Tuttavia il partito della Segretaria non può certo vantare un’unità granitica, soprattutto non questa settimana. Schlein è stata infatti criticata da un pezzo importante del suo partito per aver partecipato sabato a una manifestazione “contro la precarietà sul lavoro” organizzata dal M5S a Roma. Nelle ore successive alla manifestazione si sono susseguite diverse dichiarazioni pubbliche da parte di esponenti di spicco del PD che hanno infine portato Alessio D’Amato, ex Assessore alla Sanità del Lazio, a dimettersi dall’assemblea nazionale del partito. Al di là dell’occasione specifica della manifestazione, l’evento ha fatto emergere in modo pubblico e concreto una spaccatura interna che esiste ormai da anni, ora accentuata da una presidenza “divisiva” come quella della Schlein, che si manifesta anche nel sostegno o meno all’alleanza con il M5S. Un punto che è stato trattato nel pomeriggio di lunedì, durante la direzione nazionale del PD, dove la Segretaria ha richiamato più volte a un senso di unità e solidarietà necessario tra i membri del partito: «Vanno bene le discussioni e le critiche, ma anche la lealtà sui temi che ci uniscono. Non mi dovrete mai convincere che la segretaria non basta da sola, l’ho detto io fin dall’inizio. C’è però bisogno di lealtà e rispetto, non a me come Segretaria ma al partito e agli elettori delle primarie».

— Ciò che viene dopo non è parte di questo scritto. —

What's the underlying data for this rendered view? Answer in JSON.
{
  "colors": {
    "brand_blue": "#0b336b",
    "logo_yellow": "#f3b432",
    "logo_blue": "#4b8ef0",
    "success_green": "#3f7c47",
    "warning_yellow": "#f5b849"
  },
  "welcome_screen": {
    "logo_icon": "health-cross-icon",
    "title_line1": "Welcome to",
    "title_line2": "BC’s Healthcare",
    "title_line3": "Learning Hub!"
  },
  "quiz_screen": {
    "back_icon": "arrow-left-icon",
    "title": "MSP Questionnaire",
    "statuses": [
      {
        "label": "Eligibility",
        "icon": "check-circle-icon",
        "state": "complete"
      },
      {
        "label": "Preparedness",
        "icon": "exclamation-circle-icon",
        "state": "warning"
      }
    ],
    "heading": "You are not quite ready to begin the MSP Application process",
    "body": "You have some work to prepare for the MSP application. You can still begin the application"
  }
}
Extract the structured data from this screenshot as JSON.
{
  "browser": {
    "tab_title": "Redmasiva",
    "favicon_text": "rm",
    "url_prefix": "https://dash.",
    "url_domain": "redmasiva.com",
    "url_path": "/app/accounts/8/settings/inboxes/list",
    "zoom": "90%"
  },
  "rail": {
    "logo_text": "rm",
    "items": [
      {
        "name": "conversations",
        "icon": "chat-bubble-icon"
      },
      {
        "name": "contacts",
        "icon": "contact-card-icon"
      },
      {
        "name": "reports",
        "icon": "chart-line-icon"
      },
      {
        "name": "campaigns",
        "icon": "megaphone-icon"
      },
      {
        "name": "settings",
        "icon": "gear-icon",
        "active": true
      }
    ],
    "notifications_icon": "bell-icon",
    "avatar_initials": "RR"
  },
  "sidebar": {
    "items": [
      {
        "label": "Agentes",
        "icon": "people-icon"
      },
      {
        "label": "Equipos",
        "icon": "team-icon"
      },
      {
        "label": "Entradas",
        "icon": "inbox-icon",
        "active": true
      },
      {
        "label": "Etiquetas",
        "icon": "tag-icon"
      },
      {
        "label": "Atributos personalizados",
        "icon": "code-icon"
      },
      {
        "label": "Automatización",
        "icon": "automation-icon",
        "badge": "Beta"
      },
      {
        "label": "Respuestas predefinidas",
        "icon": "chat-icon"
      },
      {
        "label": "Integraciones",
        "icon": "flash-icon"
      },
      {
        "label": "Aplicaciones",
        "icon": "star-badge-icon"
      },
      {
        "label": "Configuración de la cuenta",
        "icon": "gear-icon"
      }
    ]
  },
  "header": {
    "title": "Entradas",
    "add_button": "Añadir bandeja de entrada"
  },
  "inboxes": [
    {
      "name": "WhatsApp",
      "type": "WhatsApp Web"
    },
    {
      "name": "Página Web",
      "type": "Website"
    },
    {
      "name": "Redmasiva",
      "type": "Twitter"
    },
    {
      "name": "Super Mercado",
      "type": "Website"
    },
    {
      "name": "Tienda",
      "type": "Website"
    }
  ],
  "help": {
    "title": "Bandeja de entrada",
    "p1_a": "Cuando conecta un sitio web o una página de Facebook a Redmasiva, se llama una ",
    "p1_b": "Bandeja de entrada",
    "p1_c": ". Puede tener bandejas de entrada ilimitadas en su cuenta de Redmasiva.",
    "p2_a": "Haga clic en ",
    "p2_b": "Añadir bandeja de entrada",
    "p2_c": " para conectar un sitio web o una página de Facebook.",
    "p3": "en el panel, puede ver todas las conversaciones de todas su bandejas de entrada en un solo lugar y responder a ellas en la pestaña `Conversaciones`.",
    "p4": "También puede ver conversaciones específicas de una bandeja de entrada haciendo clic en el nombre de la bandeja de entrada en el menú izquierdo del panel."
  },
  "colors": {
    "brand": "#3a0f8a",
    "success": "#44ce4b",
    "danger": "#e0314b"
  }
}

A cercare di ritrovare un proprio equilibrio, dopo la recente scomparsa del leader Berlusconi, anche Forza Italia che nel pomeriggio di giovedì ha riunito il suo Comitato di Presidenza. Si terrà il 15 luglio il Consiglio Nazionale chiamato ad eleggere il nuovo presidente e solo in un secondo momento, nel 2024, verrà convocato il Congresso vero e proprio. In questa prima fase, sarà il Ministro Tajani ad assumere la guida del partito, come già anticipato nel pomeriggio da Licia Ronzulli. Il Consiglio del 15 sarà anche l’occasione in cui verrà formalmente assegnato a Fabio Roscioli, avvocato romano, il ruolo di tesoriere, al posto di Alfredo Messina. Si prosegue quindi, almeno per il momento, all’insegna della continuità, consacrando Tajani a garante dell’unità di un partito che ultimamente si era mostrato diviso tra la componente più moderata, che fa riferimento alla Ronzulli, e quella più governista che trovava il suo riferimento nell’asse Berlusconi-Tajani-Fascina.